Acreditamos que as posições públicas de Jones Manoel que foram expressas no texto “Três notas sobre a ação dos comunistas nas ruas e no movimento de massas” são as mesmas posições do PCB. Assim, nos sentimos na obrigação de fazer parte desse debate público provocado pela postagem do texto no blog da Boitempo. Pelo respeito, pela importância e pela parceria que construímos com o PCB em muitos espaços e momentos da luta de classes, estamos preocupados com as posições expostas pelos camaradas. Nesse momento da luta de classes no Brasil e no mundo, uma capitulação ao ultraesquerdismo seria uma derrota para a construção da frente única, instrumento privilegiado para enfrentar o bolsonarismo, leia-se: o neofascismo.

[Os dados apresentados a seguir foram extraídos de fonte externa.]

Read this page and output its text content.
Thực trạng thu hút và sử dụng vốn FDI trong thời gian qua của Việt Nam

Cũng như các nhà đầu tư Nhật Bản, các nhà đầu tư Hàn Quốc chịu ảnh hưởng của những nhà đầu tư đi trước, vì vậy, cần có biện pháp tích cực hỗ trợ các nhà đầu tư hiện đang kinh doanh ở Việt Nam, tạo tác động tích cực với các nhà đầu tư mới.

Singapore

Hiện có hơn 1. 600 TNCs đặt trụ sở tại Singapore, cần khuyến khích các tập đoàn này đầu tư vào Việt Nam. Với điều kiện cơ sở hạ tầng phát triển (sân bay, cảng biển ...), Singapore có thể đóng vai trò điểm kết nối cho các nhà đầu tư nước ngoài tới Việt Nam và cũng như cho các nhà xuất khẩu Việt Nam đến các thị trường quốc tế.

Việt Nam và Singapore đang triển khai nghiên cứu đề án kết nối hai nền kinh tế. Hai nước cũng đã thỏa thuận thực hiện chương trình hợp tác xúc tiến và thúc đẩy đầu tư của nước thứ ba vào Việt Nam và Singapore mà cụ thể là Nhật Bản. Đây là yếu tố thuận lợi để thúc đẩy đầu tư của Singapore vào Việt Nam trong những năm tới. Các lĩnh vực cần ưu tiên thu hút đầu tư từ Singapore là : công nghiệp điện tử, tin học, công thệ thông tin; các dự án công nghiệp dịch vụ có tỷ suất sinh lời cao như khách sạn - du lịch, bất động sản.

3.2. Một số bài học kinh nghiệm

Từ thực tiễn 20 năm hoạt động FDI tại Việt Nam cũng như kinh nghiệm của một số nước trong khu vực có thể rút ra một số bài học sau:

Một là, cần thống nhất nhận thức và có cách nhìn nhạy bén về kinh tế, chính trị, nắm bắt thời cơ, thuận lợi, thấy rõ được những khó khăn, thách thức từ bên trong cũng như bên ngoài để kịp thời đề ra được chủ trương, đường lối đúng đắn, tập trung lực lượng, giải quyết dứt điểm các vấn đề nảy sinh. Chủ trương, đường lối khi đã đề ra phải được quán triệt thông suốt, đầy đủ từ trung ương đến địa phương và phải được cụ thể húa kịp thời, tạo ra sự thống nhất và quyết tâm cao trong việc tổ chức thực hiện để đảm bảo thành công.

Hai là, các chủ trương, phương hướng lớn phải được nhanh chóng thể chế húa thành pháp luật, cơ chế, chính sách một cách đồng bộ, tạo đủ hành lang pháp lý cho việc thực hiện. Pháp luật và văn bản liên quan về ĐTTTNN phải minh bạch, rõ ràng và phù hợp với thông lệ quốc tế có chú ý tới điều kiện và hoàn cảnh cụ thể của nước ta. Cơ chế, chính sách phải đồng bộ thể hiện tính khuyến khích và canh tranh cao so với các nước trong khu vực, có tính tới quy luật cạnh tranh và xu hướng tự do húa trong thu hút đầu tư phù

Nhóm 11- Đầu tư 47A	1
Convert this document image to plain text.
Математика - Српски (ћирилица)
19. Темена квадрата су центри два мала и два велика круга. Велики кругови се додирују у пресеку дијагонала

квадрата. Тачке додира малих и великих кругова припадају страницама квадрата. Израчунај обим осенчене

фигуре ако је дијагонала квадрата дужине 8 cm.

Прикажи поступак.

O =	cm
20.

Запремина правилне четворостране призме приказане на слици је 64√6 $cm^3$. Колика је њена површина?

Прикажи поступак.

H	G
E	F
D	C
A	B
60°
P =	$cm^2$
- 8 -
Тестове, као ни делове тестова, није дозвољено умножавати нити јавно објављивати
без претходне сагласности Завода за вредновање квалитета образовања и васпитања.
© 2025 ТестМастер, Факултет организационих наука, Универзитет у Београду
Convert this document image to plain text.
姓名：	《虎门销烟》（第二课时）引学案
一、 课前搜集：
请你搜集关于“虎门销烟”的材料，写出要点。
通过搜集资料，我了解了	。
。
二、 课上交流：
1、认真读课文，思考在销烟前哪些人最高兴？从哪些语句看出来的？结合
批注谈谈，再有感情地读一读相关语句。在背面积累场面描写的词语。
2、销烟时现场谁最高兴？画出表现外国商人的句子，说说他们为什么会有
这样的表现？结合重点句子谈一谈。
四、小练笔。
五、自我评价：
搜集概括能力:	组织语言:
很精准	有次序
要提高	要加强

Jones Manoel diz em seu artigo que o objetivo “é refletir sobre as tarefas imediatas e a situação dos comunistas nos atos de rua e movimento de massas.”
Não é um texto para responder a uma demanda episódica, aqui há uma análise e uma política sendo propostas concretamente. Sem muitas explicações, tal análise apaga elementos decisivos da luta de classes brasileira, menospreza alguns e superdimensiona outros, pois tem um objetivo exclusivamente propagandístico e não científico. Mas o mais preocupante: propõe como tarefas imediatas o combate a organizações que constroem a campanha Fora Bolsonaro e a autoconstrução do que ele chama de “ forças comunistas”.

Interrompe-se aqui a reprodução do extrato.